Cae la noche ingenua y desprevenida. El bosque te protege del viento que ruge fuerte, lastimando tu piel bronceada por el sol. Una jornada dura, piensan tus pies, que casi no se levantan del suelo.
Después de varios kilómetros de pedaleo, solo te quedan algunos metros entre pinos y encinas para llegar al pedacito de tierra construida con tus propias manos. No tuviste otra opción, decidiste sobrevivir y tener un lugar al que volver. La precariedad te envuelve y duele: la ducha que te mereces será fría, eso si hay agua, sino, tendrás que hacer algunos largos más para conseguirla. El frío aprieta y aquellos materiales endebles que edifican tu techo no ayudan a menguarlo. Te come la oscuridad porque no hay luz, ni baño, ni grifo, ni agua potable. El móvil suena. Tu pareja te llama, pero no es momento de hablar. Quizás más tarde. Pero la echas de menos. Terminas respondiendo solo en audio. -¿Por qué no enciendes la cámara?, pregunta. -No me funciona, responde tu vergüenza. No puede saber dónde vives. Pero conoce tus páginas y acaba leyendo tu angustia entrelíneas. «¿Hasta cuándo?». Te preguntas. Y cuelgas. Ahora cena y duerme y mañana será otro día. Programas el despertador antes de que el sol abrace, para ir a trabajar una tierra que siembras pero que no te ha acogido de la manera más justa. Y de repente, en medio de los sueños que solo se cumplen en tu mente, las voces de tus vecinos te despiertan de golpe. Los gritos te rodean y el olor a humo impregna tu pituitaria. El fuego, ese que antes calentó tu alimento, ahora se pasea libremente destruyendo lo poco -para algunos- y lo mucho -para ti- que tienes. Aletargado y perplejo, te dejas llevar por la mano que te salva y entiendes, de inmediato, que ahora solo importa sobrevivir. Después te das cuenta que no tienes nada excepto lo que llevas puesto. Y piensas en esa foto de tus hijas, en los documentos que verifican el tiempo que llevas aquí y en los papeles que te permiten labrarte un mañana. Pero mañana es hoy y sigue siendo como ayer. Pero un poco peor. Porque ya no hay nada.

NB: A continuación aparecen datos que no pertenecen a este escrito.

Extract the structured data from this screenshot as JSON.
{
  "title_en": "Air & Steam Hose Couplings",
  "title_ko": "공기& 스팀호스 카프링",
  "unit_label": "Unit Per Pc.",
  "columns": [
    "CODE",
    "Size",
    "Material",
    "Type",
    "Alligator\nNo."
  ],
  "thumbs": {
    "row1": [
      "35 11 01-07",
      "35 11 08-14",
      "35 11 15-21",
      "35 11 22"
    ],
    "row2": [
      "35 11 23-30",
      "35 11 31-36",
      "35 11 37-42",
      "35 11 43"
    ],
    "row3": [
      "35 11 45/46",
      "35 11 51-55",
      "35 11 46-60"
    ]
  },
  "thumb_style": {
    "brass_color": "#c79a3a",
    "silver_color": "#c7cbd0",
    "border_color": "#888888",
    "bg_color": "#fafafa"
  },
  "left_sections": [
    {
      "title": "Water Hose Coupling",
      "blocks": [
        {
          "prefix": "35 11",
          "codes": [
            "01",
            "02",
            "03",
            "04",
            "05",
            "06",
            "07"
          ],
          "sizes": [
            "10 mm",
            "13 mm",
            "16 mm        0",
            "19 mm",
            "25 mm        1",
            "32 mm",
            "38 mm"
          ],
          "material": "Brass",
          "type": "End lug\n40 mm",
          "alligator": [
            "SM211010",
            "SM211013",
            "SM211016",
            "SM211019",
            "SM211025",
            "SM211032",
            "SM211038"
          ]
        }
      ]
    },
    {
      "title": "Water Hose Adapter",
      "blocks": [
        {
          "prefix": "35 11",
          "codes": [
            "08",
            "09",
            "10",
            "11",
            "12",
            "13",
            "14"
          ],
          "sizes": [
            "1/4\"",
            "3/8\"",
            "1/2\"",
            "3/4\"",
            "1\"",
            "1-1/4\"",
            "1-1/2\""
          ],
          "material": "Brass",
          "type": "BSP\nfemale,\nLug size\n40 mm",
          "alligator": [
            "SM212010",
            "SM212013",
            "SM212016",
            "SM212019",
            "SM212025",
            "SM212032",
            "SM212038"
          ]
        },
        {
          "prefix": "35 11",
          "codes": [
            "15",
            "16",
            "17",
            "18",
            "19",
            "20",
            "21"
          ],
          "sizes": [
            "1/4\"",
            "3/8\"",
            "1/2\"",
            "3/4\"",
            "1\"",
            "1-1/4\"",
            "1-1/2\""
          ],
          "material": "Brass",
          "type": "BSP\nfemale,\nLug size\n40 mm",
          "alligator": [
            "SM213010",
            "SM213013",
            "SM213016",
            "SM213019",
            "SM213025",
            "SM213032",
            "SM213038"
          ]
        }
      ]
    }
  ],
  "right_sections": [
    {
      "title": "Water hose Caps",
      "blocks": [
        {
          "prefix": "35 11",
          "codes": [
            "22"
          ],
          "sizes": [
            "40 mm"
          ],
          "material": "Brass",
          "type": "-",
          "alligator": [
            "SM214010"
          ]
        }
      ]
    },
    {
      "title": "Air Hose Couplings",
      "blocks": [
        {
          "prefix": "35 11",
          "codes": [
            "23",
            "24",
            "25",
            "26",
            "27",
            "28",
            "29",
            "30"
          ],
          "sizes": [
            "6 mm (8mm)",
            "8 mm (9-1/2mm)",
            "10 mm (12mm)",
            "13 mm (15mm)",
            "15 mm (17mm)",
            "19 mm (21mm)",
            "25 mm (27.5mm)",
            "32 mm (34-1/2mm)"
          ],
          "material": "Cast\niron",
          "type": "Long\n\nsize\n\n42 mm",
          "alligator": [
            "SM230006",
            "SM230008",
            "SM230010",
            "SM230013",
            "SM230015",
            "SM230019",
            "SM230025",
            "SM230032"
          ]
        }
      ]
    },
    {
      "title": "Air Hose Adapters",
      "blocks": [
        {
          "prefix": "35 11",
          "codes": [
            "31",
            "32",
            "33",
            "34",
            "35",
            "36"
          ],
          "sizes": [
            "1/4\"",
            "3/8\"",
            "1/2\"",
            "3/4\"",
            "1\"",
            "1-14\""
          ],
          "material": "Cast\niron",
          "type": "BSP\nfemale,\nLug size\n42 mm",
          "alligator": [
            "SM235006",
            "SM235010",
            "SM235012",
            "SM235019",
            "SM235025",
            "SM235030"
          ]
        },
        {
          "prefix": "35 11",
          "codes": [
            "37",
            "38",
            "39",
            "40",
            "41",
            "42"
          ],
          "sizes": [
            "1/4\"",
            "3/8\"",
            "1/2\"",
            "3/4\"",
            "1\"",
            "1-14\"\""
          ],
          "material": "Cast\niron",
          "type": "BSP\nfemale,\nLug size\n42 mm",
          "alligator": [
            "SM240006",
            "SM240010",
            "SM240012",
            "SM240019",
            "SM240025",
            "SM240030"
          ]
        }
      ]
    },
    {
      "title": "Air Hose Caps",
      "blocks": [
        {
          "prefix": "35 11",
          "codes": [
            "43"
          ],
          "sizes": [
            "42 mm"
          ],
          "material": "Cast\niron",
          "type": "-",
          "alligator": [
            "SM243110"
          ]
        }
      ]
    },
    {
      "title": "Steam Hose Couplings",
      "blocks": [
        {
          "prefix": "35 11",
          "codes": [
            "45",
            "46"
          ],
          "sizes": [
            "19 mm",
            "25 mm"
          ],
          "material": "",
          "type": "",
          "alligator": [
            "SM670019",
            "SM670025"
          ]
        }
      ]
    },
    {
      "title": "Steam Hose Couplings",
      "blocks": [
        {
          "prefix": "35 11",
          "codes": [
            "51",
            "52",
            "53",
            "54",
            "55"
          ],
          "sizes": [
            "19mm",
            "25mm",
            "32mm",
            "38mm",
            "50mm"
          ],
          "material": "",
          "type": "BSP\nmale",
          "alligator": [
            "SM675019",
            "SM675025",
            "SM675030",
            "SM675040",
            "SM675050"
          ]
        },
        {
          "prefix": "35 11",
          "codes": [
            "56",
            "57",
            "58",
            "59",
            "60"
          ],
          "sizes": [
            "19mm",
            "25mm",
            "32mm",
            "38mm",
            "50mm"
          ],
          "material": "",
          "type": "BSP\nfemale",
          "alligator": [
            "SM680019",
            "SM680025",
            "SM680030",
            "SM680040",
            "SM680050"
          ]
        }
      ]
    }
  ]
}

A la mañana siguiente, cuando el fuego ya es ceniza, rebuscas alguna hebra de esperanza. Pero no la hay. Porque no te la dan. Porque ante lo vivido, te dicen que no hay respuesta que ponga fin al atropello. Y ahora la llama nace en tu interior consumiendo las pocas quimeras que te quedan. Pero sigues buscando algún destello que te haga continuar porque aún hay personas que te demuestran que tu papel aquí es importante. Ahora no tienes tierra a la que volver, pero conseguirás otro cachito donde florezcan de nuevo las esperanzas. Y mientras no haya alternativa, volverás a levantarte y a construir como todo lo que vuelve cuando no se soluciona de verdad. Aquí ahora todo tiene un aire gris. ¿Y allí? ¿Vistes el fuego? Quizás ahora las llamas te lo recuerden pero, ¿y en unos días? ¿Volverás a olvidar? Tal vez sí, hasta que el próximo incendio nos vuelva a despertar.
Columna publicada el 24 de febrero de 2021 en Huelva información.